Auf der Bühne des Grand-Hotels Kronenhof in Pontresina, wo Heidi Happy im Rahmen des Voices on Top Festivals aufspielte, gibt es sowieso nicht allzu viel Platz. Beim Soundcheck, den ich beobachten durfte, viel mir auf, dass das auch daran liegen könnte, dass Priska und ihre vier Musiker viele kleine Gadgets wie Xylophone dabei haben. Priska: "Wir haben definitiv zu viele Instrumente. Das könnten wir zwar reduzieren, aber viele dieser Sounds sind uns zu wichtig oder auch zu witzig." Und sie elektornisch einzubringen - Heidi Happy hat ja einen Keyboarder - kommt nicht in Frage. "Das ist nicht dasselbe", macht Priska klar. Sie, die mit klassischer Musik schon im Elternhaus in Berührung kam, hat eben auch einen Hang zum Orchester. Und so eines hat sie sich mit ihrer Band in Miniatur irgendwie erschaffen. "Das hat was", gibt die Innerschweizerin zu, "Beim letzten Programm war das ziemlich krass. Da haben wir die Orchester-Ideen, die ich hatte, auf die kleine Band herunter gebrochen. Das jetzige Album ist vielleicht mehr Kontrastprogramm. Da haben wir vieles zu zweit erarbeitet und dann auf fünf Leute aufgeblasen."
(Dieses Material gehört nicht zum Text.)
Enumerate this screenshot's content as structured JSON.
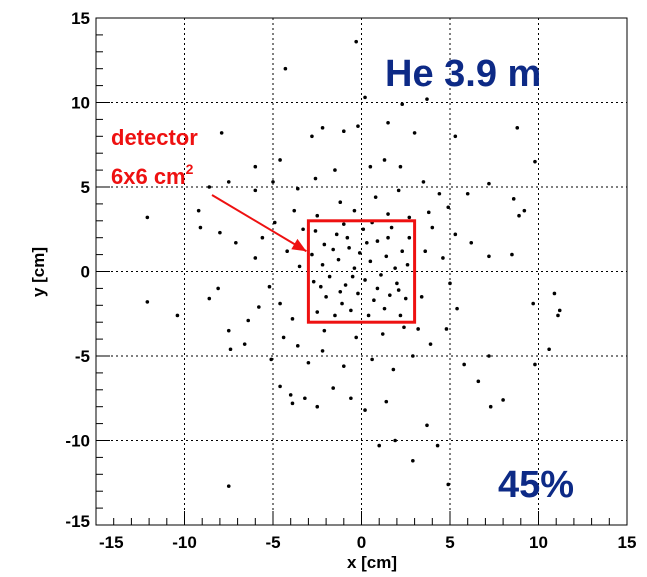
{
  "chart_data": {
    "type": "scatter",
    "xlabel": "x [cm]",
    "ylabel": "y [cm]",
    "xlim": [
      -15,
      15
    ],
    "ylim": [
      -15,
      15
    ],
    "xticks": [
      "-15",
      "-10",
      "-5",
      "0",
      "5",
      "10",
      "15"
    ],
    "yticks": [
      "-15",
      "-10",
      "-5",
      "0",
      "5",
      "10",
      "15"
    ],
    "grid": true,
    "marker_color": "#000000",
    "annotations": {
      "gas_label": "He  3.9 m",
      "efficiency": "45%",
      "detector_line1": "detector",
      "detector_line2": "6x6 cm",
      "detector_sup": "2",
      "label_color": "#0d2a86",
      "detector_color": "#ee1111"
    },
    "detector_box": {
      "x": [
        -3,
        3
      ],
      "y": [
        -3,
        3
      ]
    },
    "points": [
      [
        -0.3,
        13.6
      ],
      [
        -4.3,
        12.0
      ],
      [
        0.2,
        10.3
      ],
      [
        2.3,
        9.9
      ],
      [
        3.7,
        10.2
      ],
      [
        1.5,
        8.8
      ],
      [
        -0.2,
        8.6
      ],
      [
        -2.2,
        8.5
      ],
      [
        -1.0,
        8.3
      ],
      [
        3.0,
        8.2
      ],
      [
        5.3,
        8.0
      ],
      [
        8.8,
        8.5
      ],
      [
        9.8,
        6.5
      ],
      [
        -2.8,
        8.0
      ],
      [
        -7.9,
        8.2
      ],
      [
        -6.0,
        6.2
      ],
      [
        -4.6,
        6.6
      ],
      [
        -5.0,
        5.3
      ],
      [
        -6.0,
        4.8
      ],
      [
        -7.5,
        5.3
      ],
      [
        -8.6,
        5.0
      ],
      [
        -9.2,
        3.6
      ],
      [
        -9.1,
        2.6
      ],
      [
        -8.0,
        2.3
      ],
      [
        -7.1,
        1.7
      ],
      [
        -12.1,
        3.2
      ],
      [
        -12.1,
        -1.8
      ],
      [
        -10.4,
        -2.6
      ],
      [
        -8.6,
        -1.6
      ],
      [
        -8.1,
        -1.0
      ],
      [
        -7.5,
        -3.5
      ],
      [
        -7.4,
        -4.6
      ],
      [
        -6.6,
        -4.3
      ],
      [
        -6.4,
        -2.9
      ],
      [
        -7.5,
        -12.7
      ],
      [
        -5.1,
        -5.2
      ],
      [
        -4.6,
        -6.8
      ],
      [
        -4.0,
        -7.3
      ],
      [
        -3.9,
        -7.8
      ],
      [
        -3.2,
        -7.5
      ],
      [
        -2.5,
        -8.0
      ],
      [
        -1.6,
        -6.9
      ],
      [
        -0.6,
        -7.5
      ],
      [
        0.2,
        -8.2
      ],
      [
        1.4,
        -7.7
      ],
      [
        1.9,
        -10.0
      ],
      [
        1.0,
        -10.3
      ],
      [
        2.9,
        -11.2
      ],
      [
        4.3,
        -10.3
      ],
      [
        4.9,
        -12.6
      ],
      [
        3.7,
        -9.1
      ],
      [
        5.8,
        -5.5
      ],
      [
        6.6,
        -6.5
      ],
      [
        7.2,
        -5.0
      ],
      [
        8.0,
        -7.6
      ],
      [
        7.3,
        -8.0
      ],
      [
        9.8,
        -5.5
      ],
      [
        10.6,
        -4.6
      ],
      [
        10.9,
        -1.3
      ],
      [
        11.2,
        -2.3
      ],
      [
        11.1,
        -2.6
      ],
      [
        9.7,
        -1.9
      ],
      [
        8.5,
        1.0
      ],
      [
        8.9,
        3.3
      ],
      [
        9.2,
        3.6
      ],
      [
        8.6,
        4.3
      ],
      [
        7.2,
        5.2
      ],
      [
        6.0,
        4.6
      ],
      [
        6.2,
        1.7
      ],
      [
        7.2,
        0.9
      ],
      [
        4.9,
        3.8
      ],
      [
        4.4,
        4.6
      ],
      [
        3.5,
        5.3
      ],
      [
        2.2,
        6.2
      ],
      [
        1.3,
        6.6
      ],
      [
        0.5,
        6.2
      ],
      [
        -1.5,
        6.0
      ],
      [
        -2.6,
        5.5
      ],
      [
        -3.6,
        4.9
      ],
      [
        -1.2,
        4.1
      ],
      [
        0.8,
        4.4
      ],
      [
        2.1,
        4.8
      ],
      [
        3.8,
        3.5
      ],
      [
        -3.8,
        3.6
      ],
      [
        -4.9,
        2.9
      ],
      [
        -5.6,
        2.0
      ],
      [
        -6.0,
        0.8
      ],
      [
        -5.2,
        -0.9
      ],
      [
        -5.8,
        -2.1
      ],
      [
        -4.4,
        -3.9
      ],
      [
        -3.6,
        -4.4
      ],
      [
        -3.0,
        -5.4
      ],
      [
        -2.2,
        -4.7
      ],
      [
        -1.0,
        -5.6
      ],
      [
        0.6,
        -5.2
      ],
      [
        1.8,
        -5.8
      ],
      [
        2.9,
        -5.0
      ],
      [
        3.9,
        -4.3
      ],
      [
        4.8,
        -3.4
      ],
      [
        5.4,
        -2.2
      ],
      [
        5.0,
        -0.7
      ],
      [
        4.6,
        0.8
      ],
      [
        5.3,
        2.2
      ],
      [
        4.0,
        2.6
      ],
      [
        -4.2,
        1.2
      ],
      [
        -4.6,
        -1.9
      ],
      [
        -3.9,
        -2.8
      ],
      [
        -3.5,
        0.3
      ],
      [
        -3.3,
        2.5
      ],
      [
        3.4,
        -1.5
      ],
      [
        3.6,
        1.2
      ],
      [
        3.2,
        -3.4
      ],
      [
        -2.5,
        3.3
      ],
      [
        -0.4,
        3.6
      ],
      [
        1.5,
        3.4
      ],
      [
        2.7,
        3.2
      ],
      [
        -2.1,
        -3.5
      ],
      [
        -0.3,
        -3.9
      ],
      [
        1.2,
        -3.7
      ],
      [
        2.4,
        -3.3
      ],
      [
        -2.6,
        2.4
      ],
      [
        -2.1,
        1.6
      ],
      [
        -1.4,
        2.2
      ],
      [
        -0.7,
        1.4
      ],
      [
        0.1,
        2.5
      ],
      [
        0.9,
        1.8
      ],
      [
        1.7,
        2.6
      ],
      [
        2.3,
        1.2
      ],
      [
        2.6,
        0.4
      ],
      [
        1.4,
        0.9
      ],
      [
        0.5,
        0.6
      ],
      [
        -0.4,
        0.2
      ],
      [
        -1.3,
        0.7
      ],
      [
        -2.2,
        0.4
      ],
      [
        -2.7,
        -0.6
      ],
      [
        -1.8,
        -0.3
      ],
      [
        -0.9,
        -0.8
      ],
      [
        0.2,
        -0.5
      ],
      [
        1.1,
        -0.2
      ],
      [
        2.0,
        -0.7
      ],
      [
        2.5,
        -1.6
      ],
      [
        1.6,
        -1.4
      ],
      [
        0.7,
        -1.7
      ],
      [
        -0.2,
        -1.3
      ],
      [
        -1.1,
        -1.9
      ],
      [
        -2.0,
        -1.5
      ],
      [
        -2.5,
        -2.4
      ],
      [
        -1.5,
        -2.6
      ],
      [
        -0.6,
        -2.3
      ],
      [
        0.4,
        -2.6
      ],
      [
        1.3,
        -2.2
      ],
      [
        2.2,
        -2.6
      ],
      [
        2.7,
        2.0
      ],
      [
        -1.0,
        2.8
      ],
      [
        0.6,
        2.9
      ],
      [
        -2.8,
        1.0
      ],
      [
        1.9,
        0.2
      ],
      [
        -0.1,
        1.1
      ],
      [
        -1.6,
        1.3
      ],
      [
        0.9,
        -1.0
      ],
      [
        -0.5,
        -0.3
      ],
      [
        1.5,
        2.0
      ],
      [
        -2.3,
        -0.9
      ],
      [
        0.3,
        1.7
      ],
      [
        -1.2,
        -1.2
      ],
      [
        2.1,
        -1.1
      ],
      [
        -0.8,
        2.0
      ]
    ]
  }
}
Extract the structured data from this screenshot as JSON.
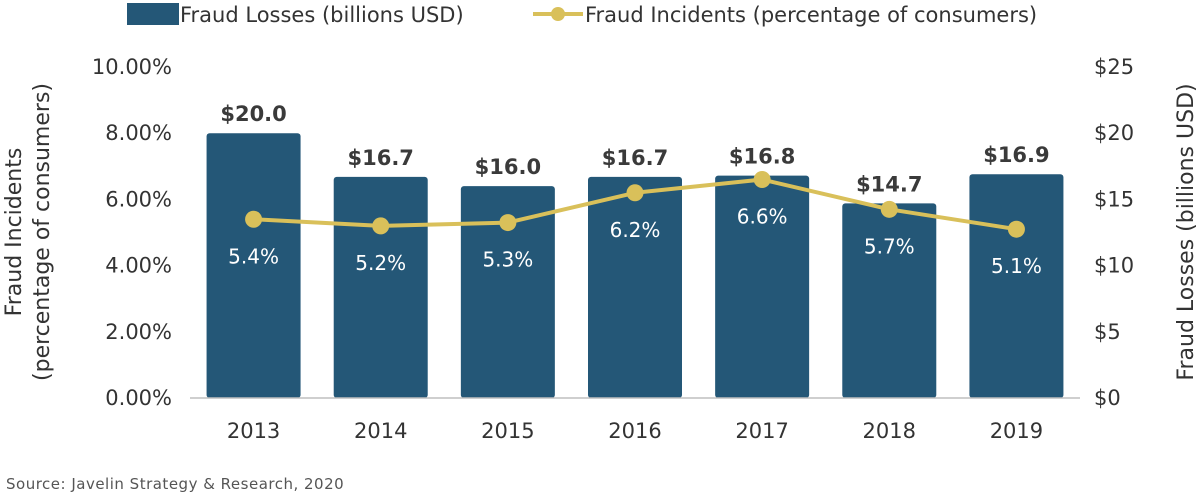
{
  "chart_data": {
    "type": "bar",
    "categories": [
      "2013",
      "2014",
      "2015",
      "2016",
      "2017",
      "2018",
      "2019"
    ],
    "series": [
      {
        "name": "Fraud Losses (billions USD)",
        "kind": "bar",
        "axis": "right",
        "values": [
          20.0,
          16.7,
          16.0,
          16.7,
          16.8,
          14.7,
          16.9
        ],
        "data_labels": [
          "$20.0",
          "$16.7",
          "$16.0",
          "$16.7",
          "$16.8",
          "$14.7",
          "$16.9"
        ],
        "color": "#245777"
      },
      {
        "name": "Fraud Incidents (percentage of consumers)",
        "kind": "line",
        "axis": "left",
        "values": [
          5.4,
          5.2,
          5.3,
          6.2,
          6.6,
          5.7,
          5.1
        ],
        "data_labels": [
          "5.4%",
          "5.2%",
          "5.3%",
          "6.2%",
          "6.6%",
          "5.7%",
          "5.1%"
        ],
        "color": "#d9c05a"
      }
    ],
    "y_left": {
      "label_line1": "Fraud Incidents",
      "label_line2": "(percentage of consumers)",
      "range": [
        0,
        10
      ],
      "ticks": [
        0,
        2,
        4,
        6,
        8,
        10
      ],
      "tick_labels": [
        "0.00%",
        "2.00%",
        "4.00%",
        "6.00%",
        "8.00%",
        "10.00%"
      ]
    },
    "y_right": {
      "label": "Fraud Losses (billions USD)",
      "range": [
        0,
        25
      ],
      "ticks": [
        0,
        5,
        10,
        15,
        20,
        25
      ],
      "tick_labels": [
        "$0",
        "$5",
        "$10",
        "$15",
        "$20",
        "$25"
      ]
    },
    "grid": false,
    "legend_position": "top"
  },
  "source": "Source:  Javelin Strategy & Research, 2020"
}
Heidi Happy macht deswegen aber noch lange keine Kammermusik. Es ist sogar ganz erstaunlich, wie sehr das ruhige Heidi auf der Bühne aus sich herauskommt. Ob sie dabei gegen Ende eines Songs plötzlich fast ins Kreischen verfällt oder einfach zum Gitarrenspiel und dem Gesang auch noch auf dem Xylophon herum hämmert, ist dabei egal. Bei drei Dingen gleichzeitig reden wir jedenfalls von Multitasking, obwohl Priska einschränkt: "Meistens greife ich ja gegen Ende der Songs zu den Sticks. Da muss ich nicht mehr unbedingt Text singen, sondern oft nur noch Töne und Melodie. Dann geht das schon." Und genau das hat mich abschliessend auch noch interessiert - läuft da beim Singen ein Film ab oder ist es mit aktivem Denken verbunden? - Priska: "Meistens versuche ich mich in die Welt hinein zu versetzen, in der ich den Song auch geschrieben habe."